Pois o fogo, em dez segundos, transforma o avião em tocha!
Abri, então, o canopi. Fiz mal. Entrou ar… O fogo… Fiquei incomodado.
Um forno de locomotiva cospe-lhe no ventre uma torrente de chamas, a sete mil metros de altitude e você ficou incomodado! Não trairei Sagon exaltando seu heroísmo ou seu pudor. Ele não reconheceria nem esse heroísmo nem esse pudor. Ele diria: “Sim, sim, fiquei incomodado…”. Ele faz, aliás, visíveis esforços para ser exato.
E bem sei que o campo da consciência é minúsculo. Ela só aceita um problema de cada vez. Se você brigar de soco e a estratégia da luta o preocupar, não sofrerá pelos socos. Quando quase me afoguei, num acidente de hidroavião, a água, que estava gelada, pareceu-me morna. Ou, mais precisamente: minha consciência não considerou a temperatura da água. Ela estava absorvida por outras preocupações. A temperatura da água não deixou nenhum traço em minha lembrança. Assim, a consciência de Sagon foi absorvida pela técnica da partida. O universo de Sagon se limitava à manivela que desliza o canopi para trás, à certa alça do paraquedas cuja localização o preocupou, e o destino técnico de sua tripulação. “Você saltou?” Nada de resposta. “Ninguém a bordo?” Nada de resposta.
Pensei que estava sozinho. Achei que podia partir… (Ele já estava com o rosto e as mãos tostados). Levantei, pulei a carlinga e me mantive primeiro sobre a asa. Ali, debrucei à frente: não tinha visto o observador…
O observador, morto com um tiro só dos caças, jazia no fundo da carlinga.
Recuei então e, atrás, não vi o artilheiro…
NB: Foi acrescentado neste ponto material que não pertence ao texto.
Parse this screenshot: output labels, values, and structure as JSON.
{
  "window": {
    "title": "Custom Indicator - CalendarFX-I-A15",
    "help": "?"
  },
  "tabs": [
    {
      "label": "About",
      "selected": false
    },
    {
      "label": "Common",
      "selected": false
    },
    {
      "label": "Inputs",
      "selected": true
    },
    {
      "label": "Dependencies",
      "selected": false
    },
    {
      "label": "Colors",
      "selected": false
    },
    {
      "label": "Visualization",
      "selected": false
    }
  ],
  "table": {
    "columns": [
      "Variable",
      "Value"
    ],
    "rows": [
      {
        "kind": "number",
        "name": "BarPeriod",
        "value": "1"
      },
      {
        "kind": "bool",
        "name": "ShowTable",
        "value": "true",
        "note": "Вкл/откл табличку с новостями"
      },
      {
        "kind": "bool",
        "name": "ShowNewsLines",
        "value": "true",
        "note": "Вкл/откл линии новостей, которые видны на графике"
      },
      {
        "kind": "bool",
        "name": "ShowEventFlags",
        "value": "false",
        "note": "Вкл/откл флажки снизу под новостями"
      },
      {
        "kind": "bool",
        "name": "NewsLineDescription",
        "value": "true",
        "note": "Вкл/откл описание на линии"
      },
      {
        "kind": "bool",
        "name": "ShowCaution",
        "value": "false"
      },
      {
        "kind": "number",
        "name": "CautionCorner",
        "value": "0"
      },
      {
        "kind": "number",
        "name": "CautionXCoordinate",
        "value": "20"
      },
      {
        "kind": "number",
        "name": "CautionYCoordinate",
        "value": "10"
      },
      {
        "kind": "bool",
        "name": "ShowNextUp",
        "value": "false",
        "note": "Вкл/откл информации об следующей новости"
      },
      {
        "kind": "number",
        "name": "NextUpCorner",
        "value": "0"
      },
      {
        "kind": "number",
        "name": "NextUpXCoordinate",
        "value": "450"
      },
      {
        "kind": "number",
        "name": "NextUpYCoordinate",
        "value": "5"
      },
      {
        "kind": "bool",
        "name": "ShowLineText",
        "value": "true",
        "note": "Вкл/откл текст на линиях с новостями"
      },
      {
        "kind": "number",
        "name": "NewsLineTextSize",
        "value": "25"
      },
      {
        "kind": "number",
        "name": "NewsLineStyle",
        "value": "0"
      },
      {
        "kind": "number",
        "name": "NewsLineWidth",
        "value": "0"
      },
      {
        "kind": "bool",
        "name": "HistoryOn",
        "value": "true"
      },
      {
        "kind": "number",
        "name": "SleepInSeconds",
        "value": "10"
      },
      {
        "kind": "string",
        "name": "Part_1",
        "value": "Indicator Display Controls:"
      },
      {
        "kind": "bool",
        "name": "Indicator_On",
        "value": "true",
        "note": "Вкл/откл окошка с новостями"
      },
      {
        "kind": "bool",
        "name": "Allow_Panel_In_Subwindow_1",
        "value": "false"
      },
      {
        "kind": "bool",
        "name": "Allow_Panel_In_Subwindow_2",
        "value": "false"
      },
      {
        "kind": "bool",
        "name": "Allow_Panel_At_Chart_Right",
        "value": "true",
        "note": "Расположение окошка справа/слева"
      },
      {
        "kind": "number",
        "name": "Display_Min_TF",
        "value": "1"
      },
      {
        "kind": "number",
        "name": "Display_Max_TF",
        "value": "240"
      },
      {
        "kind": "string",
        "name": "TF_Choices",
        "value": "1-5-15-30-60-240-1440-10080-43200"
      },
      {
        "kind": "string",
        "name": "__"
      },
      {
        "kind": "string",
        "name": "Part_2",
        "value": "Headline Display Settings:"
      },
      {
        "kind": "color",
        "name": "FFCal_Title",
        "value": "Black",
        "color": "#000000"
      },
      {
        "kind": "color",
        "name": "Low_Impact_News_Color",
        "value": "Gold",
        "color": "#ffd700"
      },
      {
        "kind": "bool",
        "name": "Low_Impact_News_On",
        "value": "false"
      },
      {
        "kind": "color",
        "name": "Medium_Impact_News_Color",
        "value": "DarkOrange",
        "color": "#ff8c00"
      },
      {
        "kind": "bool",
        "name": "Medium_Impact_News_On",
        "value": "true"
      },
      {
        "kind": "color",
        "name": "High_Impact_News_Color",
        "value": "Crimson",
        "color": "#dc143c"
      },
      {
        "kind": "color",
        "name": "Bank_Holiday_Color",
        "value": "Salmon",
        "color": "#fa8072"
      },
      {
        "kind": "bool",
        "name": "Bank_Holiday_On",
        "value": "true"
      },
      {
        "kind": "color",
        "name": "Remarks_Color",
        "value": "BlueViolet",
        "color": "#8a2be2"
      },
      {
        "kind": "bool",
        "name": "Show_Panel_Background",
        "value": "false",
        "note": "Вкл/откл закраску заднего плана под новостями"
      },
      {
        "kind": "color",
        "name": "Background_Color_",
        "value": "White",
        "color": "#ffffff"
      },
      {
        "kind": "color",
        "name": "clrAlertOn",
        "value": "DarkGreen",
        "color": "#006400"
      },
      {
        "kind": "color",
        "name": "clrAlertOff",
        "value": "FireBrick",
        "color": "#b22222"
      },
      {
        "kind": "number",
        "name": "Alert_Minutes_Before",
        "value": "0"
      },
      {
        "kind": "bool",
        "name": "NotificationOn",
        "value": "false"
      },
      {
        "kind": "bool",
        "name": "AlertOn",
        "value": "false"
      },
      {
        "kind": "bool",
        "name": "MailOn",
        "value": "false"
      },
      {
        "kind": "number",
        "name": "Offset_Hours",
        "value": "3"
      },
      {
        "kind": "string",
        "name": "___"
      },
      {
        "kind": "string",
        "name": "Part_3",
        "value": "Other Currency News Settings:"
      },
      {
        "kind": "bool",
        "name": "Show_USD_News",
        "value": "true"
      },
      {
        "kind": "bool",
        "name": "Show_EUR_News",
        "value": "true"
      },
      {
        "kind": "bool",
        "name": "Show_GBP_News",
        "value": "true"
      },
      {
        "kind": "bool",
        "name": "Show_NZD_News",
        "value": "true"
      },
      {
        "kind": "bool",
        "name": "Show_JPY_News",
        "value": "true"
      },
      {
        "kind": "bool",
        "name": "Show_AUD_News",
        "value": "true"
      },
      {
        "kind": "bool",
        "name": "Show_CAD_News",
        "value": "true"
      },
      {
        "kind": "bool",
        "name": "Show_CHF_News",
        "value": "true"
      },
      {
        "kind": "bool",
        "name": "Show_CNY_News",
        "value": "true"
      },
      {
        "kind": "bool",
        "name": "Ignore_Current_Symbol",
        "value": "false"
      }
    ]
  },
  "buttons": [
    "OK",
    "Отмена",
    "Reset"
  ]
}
O artilheiro, também, havia desmoronado.
Pensei que estava sozinho…
Ele refletiu:
Se eu soubesse… Podia ter voltado a bordo… Não estava queimando tanto… Eu fiquei assim, muito tempo, na asa… Antes de sair da carlinga, eu tinha compensado o avião para cabrar. O voo estava estabilizado, a respiração suportável e eu me sentia bem. Ah! Fiquei tempo demais na asa… Não sabia o que fazer…
Não que se apresentassem a Sagon problemas inextricáveis: ele pensava estar sozinho a bordo, o avião em chamas e os caças repetiam suas passagens cuspindo projéteis. O que queria nos dizer Sagon é que ele não tinha nenhum desejo. Ele não sentia nada. Dispunha de todo o seu tempo. Imergia numa espécie de ócio infinito. E, ponto por ponto, eu reconhecia essa extraordinária sensação que acompanha às vezes a iminência da morte: um ócio inesperado… Como ela é desmentida pelo real! A imaginária da ofegante precipitação! Sagon permanecia ali, sobre a asa, como ejetado para fora do tempo!
E depois eu saltei — disse ele —, saltei mal. Eu me vi turbilhonar. Tive medo de abrir cedo demais e me enrolar no paraquedas. Esperei ficar estabilizado. Ah, esperei muito tempo.
Sagon, assim, conserva a lembrança de ter, do início ao fim de sua aventura, esperado. Esperou chamejar mais forte. Depois, esperou na asa, não se sabe o quê. E, em queda livre, na vertical para o solo, ainda esperou.
E se tratava de Sagon mesmo, e ainda que se tratasse de um Sagon rudimentar, mais do que de costume, de um Sagon um pouco perplexo que, à beira de um abismo, esperneava entediado.